Pada awal pekan, BEI sempat memberlakukan trading halt karena IHSG saat itu mengalami penurunan sebesar 9,19 persen. Pada kesempatan itu pula, BEI menyesuaikan kebijakan trading halt dengan menaikkan ambang batas penurunan IHSG dari sebelumnya 5 persen menjadi 8 persen.
Kautsar menerangkan, penurunan juga terjadi pada kapitalisasi pasar BEI sebesar 3,88 persen menjadi Rp10.695 triliun dari Rp11.126 triliun pada sepekan sebelumnya. Selain itu, rata-rata nilai transaksi harian BEI selama sepekan turut menurun sebesar 20,38 persen menjadi Rp14,81 triliun dari Rp18,60 triliun pada pekan sebelumnya.

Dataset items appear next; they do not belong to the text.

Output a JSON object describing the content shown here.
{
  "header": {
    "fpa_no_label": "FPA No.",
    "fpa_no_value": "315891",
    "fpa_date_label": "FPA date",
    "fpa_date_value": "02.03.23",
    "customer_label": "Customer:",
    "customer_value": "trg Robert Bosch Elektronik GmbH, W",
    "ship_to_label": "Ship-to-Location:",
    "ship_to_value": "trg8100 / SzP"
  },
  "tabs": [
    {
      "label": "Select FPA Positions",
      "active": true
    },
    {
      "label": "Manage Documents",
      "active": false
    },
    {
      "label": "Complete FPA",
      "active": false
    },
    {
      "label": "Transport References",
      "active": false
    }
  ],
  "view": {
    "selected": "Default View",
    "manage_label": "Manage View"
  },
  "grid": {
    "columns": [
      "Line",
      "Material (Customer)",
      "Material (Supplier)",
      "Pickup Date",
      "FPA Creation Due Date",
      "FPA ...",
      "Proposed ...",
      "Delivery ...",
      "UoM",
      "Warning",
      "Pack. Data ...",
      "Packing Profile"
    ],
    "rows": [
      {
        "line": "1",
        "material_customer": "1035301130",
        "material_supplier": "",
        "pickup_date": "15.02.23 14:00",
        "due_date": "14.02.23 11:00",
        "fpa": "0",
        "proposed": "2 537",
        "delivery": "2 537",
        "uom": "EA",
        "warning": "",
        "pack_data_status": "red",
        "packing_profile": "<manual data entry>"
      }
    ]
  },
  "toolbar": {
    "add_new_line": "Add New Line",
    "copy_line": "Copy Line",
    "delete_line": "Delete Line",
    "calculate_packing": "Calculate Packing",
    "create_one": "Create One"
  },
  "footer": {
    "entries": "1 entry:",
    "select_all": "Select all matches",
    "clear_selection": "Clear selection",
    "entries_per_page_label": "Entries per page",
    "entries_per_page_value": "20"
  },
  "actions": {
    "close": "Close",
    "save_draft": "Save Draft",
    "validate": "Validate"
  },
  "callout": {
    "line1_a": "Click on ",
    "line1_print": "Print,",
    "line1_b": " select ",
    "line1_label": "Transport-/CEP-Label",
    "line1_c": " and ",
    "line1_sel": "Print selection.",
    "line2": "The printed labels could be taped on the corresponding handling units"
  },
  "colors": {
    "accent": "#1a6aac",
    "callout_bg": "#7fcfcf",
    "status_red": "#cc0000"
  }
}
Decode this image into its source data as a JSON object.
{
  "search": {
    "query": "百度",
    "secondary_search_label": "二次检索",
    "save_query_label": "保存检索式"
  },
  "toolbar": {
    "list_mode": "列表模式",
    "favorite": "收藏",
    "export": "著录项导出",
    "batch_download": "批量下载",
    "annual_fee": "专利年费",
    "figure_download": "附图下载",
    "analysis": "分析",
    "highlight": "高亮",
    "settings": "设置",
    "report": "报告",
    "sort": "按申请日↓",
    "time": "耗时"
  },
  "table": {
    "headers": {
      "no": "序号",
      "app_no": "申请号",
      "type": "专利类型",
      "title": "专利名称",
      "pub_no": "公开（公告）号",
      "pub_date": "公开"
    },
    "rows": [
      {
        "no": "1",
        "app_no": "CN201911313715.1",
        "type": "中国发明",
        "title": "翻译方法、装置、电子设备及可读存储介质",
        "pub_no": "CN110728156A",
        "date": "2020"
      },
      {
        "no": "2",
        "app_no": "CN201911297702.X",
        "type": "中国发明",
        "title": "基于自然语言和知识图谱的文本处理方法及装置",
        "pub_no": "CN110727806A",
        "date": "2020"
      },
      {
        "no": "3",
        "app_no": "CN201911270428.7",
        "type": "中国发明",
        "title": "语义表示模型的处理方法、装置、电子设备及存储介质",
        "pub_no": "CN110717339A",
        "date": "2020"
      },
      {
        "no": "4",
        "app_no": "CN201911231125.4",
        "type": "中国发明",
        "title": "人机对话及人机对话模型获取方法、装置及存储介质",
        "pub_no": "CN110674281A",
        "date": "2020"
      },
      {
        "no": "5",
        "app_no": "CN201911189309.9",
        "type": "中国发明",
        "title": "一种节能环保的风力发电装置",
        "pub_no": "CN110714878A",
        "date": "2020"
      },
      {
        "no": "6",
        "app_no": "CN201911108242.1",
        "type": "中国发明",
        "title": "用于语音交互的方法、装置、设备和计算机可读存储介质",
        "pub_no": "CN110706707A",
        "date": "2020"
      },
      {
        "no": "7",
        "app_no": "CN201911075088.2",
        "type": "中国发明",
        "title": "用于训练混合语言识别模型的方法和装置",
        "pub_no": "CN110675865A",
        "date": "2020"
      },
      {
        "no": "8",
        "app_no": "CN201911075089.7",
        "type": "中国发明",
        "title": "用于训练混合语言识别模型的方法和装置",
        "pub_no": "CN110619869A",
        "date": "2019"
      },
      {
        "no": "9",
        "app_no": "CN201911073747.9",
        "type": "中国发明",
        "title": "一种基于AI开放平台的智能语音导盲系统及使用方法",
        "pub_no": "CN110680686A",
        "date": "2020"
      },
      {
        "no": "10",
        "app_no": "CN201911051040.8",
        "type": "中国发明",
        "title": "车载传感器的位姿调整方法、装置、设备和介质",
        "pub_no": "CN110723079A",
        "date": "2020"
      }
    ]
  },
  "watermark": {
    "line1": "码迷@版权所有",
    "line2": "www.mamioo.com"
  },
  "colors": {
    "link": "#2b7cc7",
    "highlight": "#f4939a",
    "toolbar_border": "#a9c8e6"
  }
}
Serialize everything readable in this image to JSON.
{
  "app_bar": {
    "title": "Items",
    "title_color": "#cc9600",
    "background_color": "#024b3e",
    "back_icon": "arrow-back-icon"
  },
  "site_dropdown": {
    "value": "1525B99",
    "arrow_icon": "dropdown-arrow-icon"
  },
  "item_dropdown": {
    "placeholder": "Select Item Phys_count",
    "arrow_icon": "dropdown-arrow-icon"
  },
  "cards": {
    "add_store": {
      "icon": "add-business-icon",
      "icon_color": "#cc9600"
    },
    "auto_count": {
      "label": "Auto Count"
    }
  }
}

"Adapun investor asing hari ini (Jumat, 11 April 2025), mencatatkan nilai jual bersih Rp214,17 miliar dan sepanjang tahun 2025 ini, investor asing mencatatkan nilai jual bersih Rp35,86 triliun," katanya.
Penundaan Tarif Trump Bawa Efek Positif untuk IHSG
Presiden Amerika Serikat (AS) Donald Trump sebelumnya resmi menunda kebijakan tarif baru ke sejumlah negara selama 90 hari dimulai sejak pengumuman pada Rabu, 9 April 2025. Penangguhan tarif ini dinilai membawa efek positif terhadap IHSG yang ditutup menguat 4,79 persen ke level 6.254 pada perdagangan Kamis, 10 April 2025.
Pengamat pasar modal sekaligus Founder Stocknow.id Hendra Wardana mengatakan aksi tersebut mampu menenangkan pelaku pasar hingga memicu reli serentak di bursa Asia dan Eropa. "Dan memberi ruang bagi investor untuk kembali masuk ke aset berisiko, termasuk saham Indonesia," ujar dia kepada KabarBursa.com, Jumat, 11 April 2025.
Namun, di tengah penguatan IHSG, Hendra melihat masih ada sejumlah hal yang perlu diwaspadai. Salah satunya adalah aksi jual bersih (net sell) oleh investor asing yang tercatat mencapai Rp632 miliar pada hari yang sama. Menurutnya, hal ini menunjukkan bahwa penguatan IHSG belum sepenuhnya didukung oleh arus modal asing. Di sisi lain, ketegangan antara AS dan China juga belum sepenuhnya mereda.
"Terutama setelah AS tetap menaikkan bea masuk produk Tiongkok menjadi 125 persen, dan dibalas oleh tarif 84 persen dari pihak Beijing. Sentimen global yang rapuh ini membuat pasar tetap bergerak dalam volatilitas tinggi," jelasnya.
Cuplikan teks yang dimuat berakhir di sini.